New research led by the University of Southampton suggests that, over the next 100 to 200 years, carbon dioxide concentrations in Earth's atmosphere will head towards values not seen since the Triassic period, 200 million years ago. Furthermore, by the 23rd century, the climate could reach a warmth not seen in 420 million years.
The study, published in Nature Communications, compiled over 1200 estimates of ancient atmospheric carbon dioxide (CO2) concentrations to produce a continuous record dating back nearly half a billion years. It concludes that if humanity burns all available fossil fuels in the future, the levels of CO2 contained in the atmosphere may have no geologically-preserved equivalent during this 420 million year period.
The researchers examined published data on fossilised plants, the isotopic composition of carbon in soils and the oceans, and the boron isotopic composition of fossil shells. Gavin Foster, lead author and Professor of Isotope Geochemistry at the University of Southampton, explains: "We cannot directly measure CO2 concentrations from millions of years ago. Instead we rely on indirect 'proxies' in the rock record. In this study, we compiled all the available published data from several different types of proxy to produce a continuous record of ancient CO2 levels."

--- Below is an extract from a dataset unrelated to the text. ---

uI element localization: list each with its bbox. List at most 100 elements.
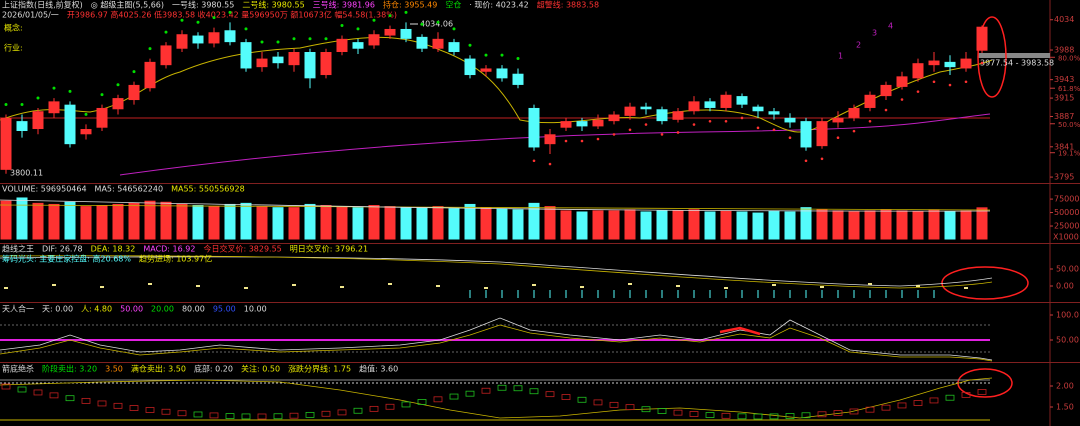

This wealth of data shows that CO2 concentrations have naturally fluctuated on multi-million year timescales over this period, from around 200-400 parts per million (ppm) during cold 'icehouse' periods to up to 3000 ppm during intervening warm 'greenhouse' periods. Although evidence tells us our climate has fluctuated greatly in the past (with Earth currently in a colder period), it also shows the current speed of climate change is highly unusual.
Carbon dioxide is a potent greenhouse gas and in the last 150 years humanity's fossil fuel use has increased its atmospheric concentration from 280 ppm in the pre-industrialisation era to nearly 405 ppm in 2016. However, it's not just CO2 that determines the climate of our planet, ultimately it is both the strength of the greenhouse effect and the amount of incoming sunlight that is important. Changes in either parameter are able to force climate change.
"Due to nuclear reactions in stars, like our sun, over time they become brighter," adds co-author Dan Lunt, Professor of Climate Science at the University of Bristol. "This means that, although carbon dioxide concentrations were high hundreds of millions of years ago, the net warming effect of CO2 and sunlight was less. Our new CO2 compilation appears on average to have gradually declined over time by about 3-4 ppm per million years. This may not sound like much, but it is actually just about enough to cancel out the warming effect caused by the sun brightening through time, so in the long-term it appears the net effect of both was pretty much constant on average."
This interplay between carbon dioxide and the sun's brightness has fascinating implications for the history of life on Earth. Co-author Professor Dana Royer, from Wesleyan University in the US, explains: "Up until now it's been a bit of a puzzle as to why, despite the sun's output having increased slowly over time, scant evidence exists for any similar long-term warming of the climate. Our finding of little change in the net climate forcing offers an explanation for why Earth's climate has remained relatively stable, and within the bounds suitable for life for all this time."
This long-term view also offers a valuable perspective on future climate change. It is well recognised that the climate today is changing at rates well above the geological norm. If humanity fails to tackle rising CO2 and burns all the readily available fossil fuel, by AD 2250 CO2 will be at around 2000 ppm -- levels not seen since 200 million years ago.
Professor Foster adds: "However, because the Sun was dimmer back then, the net climate forcing 200 million years ago was lower than we would experience in such a high CO2 future. So not only will the resultant climate change be faster than anything Earth has seen for millions of years, the climate that will exist is likely to have no natural counterpart, as far as we can tell, in at least the last 420 million years."
This collaborative study involves the University of Southampton (UK), University of Bristol (UK), and Wesleyan University (US) and is an output from 'Descent into the Ice House', one of the four research projects under the umbrella programme 'The Long-term Co-Evolution of Life and the Planet' funded the by the National Environment Research Council (NERC).